What, then, should Abbott do?
Abbott isn’t going to get rid of himself, though perhaps he should. When he was in South Africa, the big decisions on Holden and Graincorp were taken in his absence. He can commentate on the cricket, but not apparently on incursions into Indonesian waters. When the big decisions have to be taken, he’s not exactly stamping his authority and nor is he conferring to find workable solutions. He’s a passenger in his own government, not the pilot or even the navigator.
Getting rid of Bishop would be too hard. She would become a lightning rod for everyone who has their doubts about Abbott. We could end up with an unmarried woman who was a former law-firm partner in the Lodge with her male partner, and my goodness we can’t have that.
Getting rid of “three star” General Angus Campbell would be too soft. Campbell was always human window-dressing and nothing would be achieved in scapegoating him, except to antagonise the armed forces still further.
Abbott hasn’t thought through the implications of appointing Peter Cosgrove as Governor-General for our relationship with Indonesia. After hyping Cosgrove so much Abbott can’t afford not to appoint him, as appointing anyone else would look like a slap in the face to a man widely admired in this country.
Getting rid of Morrison would be just right. The longer Morrison stays in office, the clearer it is that Abbott is not really sorry for the incursions, and that the whole policy of patronising Indonesia like we do Vanuatu or New Zealand will continue. Within the Liberal Party, nobody trusts Morrison: the right hate him because they regard him as a smarmy, self-promoting turd, while their opponents on the lesser right know him to be a smarmy, self-promoting turd. Right now he’s doing nothing to turn around dicey polling numbers, but if he backs down altogether and starts weeping for the wretched cast upon the waters he is gone.
Like Kevin Rudd on ‘the greatest moral challenge of our time’, Morrison is finished no matter what he does. He isn’t big enough to reinvent himself and spring clear of this current imbroglio, which is why he can’t really ‘resign’ in any meaningful sense. He’s just treading water and getting away with it. If you’re the head of this government and you don’t want the whole government to be similarly stuck, then you have no choice but to cut him loose and reframe the debate.
Mind you, Tony Abbott isn’t one for public debate. He’s never seen any good thing arise from public debate. Since he was at university, Tony Abbott aligned himself with powerful people and articulated their interests. The Catholic church and the monarchy are not democratic institutions, and neither is the Liberal Party in any real sense. As long as he’s in with the decision-makers, he’s happy to let what he regards as idle chit-chat run and run – but when the impressions of this government are so fluid and when simple declarative statements are contradicted by observable facts, he runs the risk that his own statements will be regarded as just more idle chit-chat, rather than the desired effect of Shut Up And Listen This Is Your Prime Minister Speaking.

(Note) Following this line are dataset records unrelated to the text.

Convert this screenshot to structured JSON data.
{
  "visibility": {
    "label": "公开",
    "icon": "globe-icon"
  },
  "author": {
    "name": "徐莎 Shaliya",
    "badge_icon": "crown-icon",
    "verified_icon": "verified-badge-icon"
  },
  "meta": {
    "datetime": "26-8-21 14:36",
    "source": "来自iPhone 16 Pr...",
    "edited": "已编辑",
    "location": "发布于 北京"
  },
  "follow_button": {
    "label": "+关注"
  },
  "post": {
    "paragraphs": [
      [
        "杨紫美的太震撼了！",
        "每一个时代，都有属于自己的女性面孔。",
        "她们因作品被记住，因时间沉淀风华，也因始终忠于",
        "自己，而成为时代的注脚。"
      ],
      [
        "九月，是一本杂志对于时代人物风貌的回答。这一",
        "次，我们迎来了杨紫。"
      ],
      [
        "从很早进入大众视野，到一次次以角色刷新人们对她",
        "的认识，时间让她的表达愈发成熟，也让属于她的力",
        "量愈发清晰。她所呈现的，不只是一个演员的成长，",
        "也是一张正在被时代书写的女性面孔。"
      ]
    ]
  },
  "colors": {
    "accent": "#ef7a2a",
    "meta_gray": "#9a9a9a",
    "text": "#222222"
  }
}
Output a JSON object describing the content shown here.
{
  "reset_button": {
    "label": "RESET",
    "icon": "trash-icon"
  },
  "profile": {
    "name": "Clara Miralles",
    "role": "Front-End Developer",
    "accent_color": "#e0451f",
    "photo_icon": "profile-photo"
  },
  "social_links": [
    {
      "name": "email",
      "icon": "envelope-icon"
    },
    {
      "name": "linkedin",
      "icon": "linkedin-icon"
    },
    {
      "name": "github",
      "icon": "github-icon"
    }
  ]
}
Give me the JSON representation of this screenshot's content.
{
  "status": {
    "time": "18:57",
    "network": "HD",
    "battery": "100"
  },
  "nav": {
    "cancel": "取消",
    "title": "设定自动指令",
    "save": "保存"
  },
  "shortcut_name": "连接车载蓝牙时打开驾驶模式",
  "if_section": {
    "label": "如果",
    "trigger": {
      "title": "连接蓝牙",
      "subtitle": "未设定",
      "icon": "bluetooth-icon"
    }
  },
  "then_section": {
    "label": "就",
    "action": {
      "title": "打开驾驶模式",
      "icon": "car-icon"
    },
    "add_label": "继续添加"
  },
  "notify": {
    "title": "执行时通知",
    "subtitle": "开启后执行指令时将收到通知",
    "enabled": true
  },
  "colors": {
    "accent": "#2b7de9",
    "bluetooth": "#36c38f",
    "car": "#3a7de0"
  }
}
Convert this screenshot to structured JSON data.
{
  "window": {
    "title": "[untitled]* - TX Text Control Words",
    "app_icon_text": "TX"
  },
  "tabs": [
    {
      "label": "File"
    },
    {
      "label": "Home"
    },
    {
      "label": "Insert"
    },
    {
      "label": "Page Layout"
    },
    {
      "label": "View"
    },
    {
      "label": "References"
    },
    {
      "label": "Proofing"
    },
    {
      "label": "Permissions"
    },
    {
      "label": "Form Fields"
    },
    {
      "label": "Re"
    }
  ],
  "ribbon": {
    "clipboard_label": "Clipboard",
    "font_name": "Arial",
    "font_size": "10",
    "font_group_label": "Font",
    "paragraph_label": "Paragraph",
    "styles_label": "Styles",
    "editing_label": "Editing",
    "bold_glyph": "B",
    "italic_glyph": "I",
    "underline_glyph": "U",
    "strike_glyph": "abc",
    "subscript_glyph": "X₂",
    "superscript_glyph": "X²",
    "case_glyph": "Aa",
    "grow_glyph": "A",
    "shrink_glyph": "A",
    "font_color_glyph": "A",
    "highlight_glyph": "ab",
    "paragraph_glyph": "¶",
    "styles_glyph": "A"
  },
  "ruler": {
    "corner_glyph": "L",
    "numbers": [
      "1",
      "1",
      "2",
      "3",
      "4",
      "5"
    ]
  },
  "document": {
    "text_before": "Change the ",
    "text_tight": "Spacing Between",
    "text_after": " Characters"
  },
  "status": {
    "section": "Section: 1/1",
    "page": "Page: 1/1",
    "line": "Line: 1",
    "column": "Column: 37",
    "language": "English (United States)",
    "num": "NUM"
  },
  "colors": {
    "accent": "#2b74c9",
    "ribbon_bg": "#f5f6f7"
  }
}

It would be surprising, but not beyond the realms of possibility, for the Commission of Audit to decide that onshore processing is more cost-effective than Nauru or Manus Island. In the same way that only Richard Nixon could go to “Red China” without being red-baited by Richard Nixon, Tony Abbott could come to welcome boat-borne refugees without any of your “pick up the phone!” nonsense – but then, for the first time in his life, he would have to run a positive campaign and become a bigger person than he is. If you still believe that’s possible, read this. Fat chance – not even with the considerable power of the office that he currently occupies.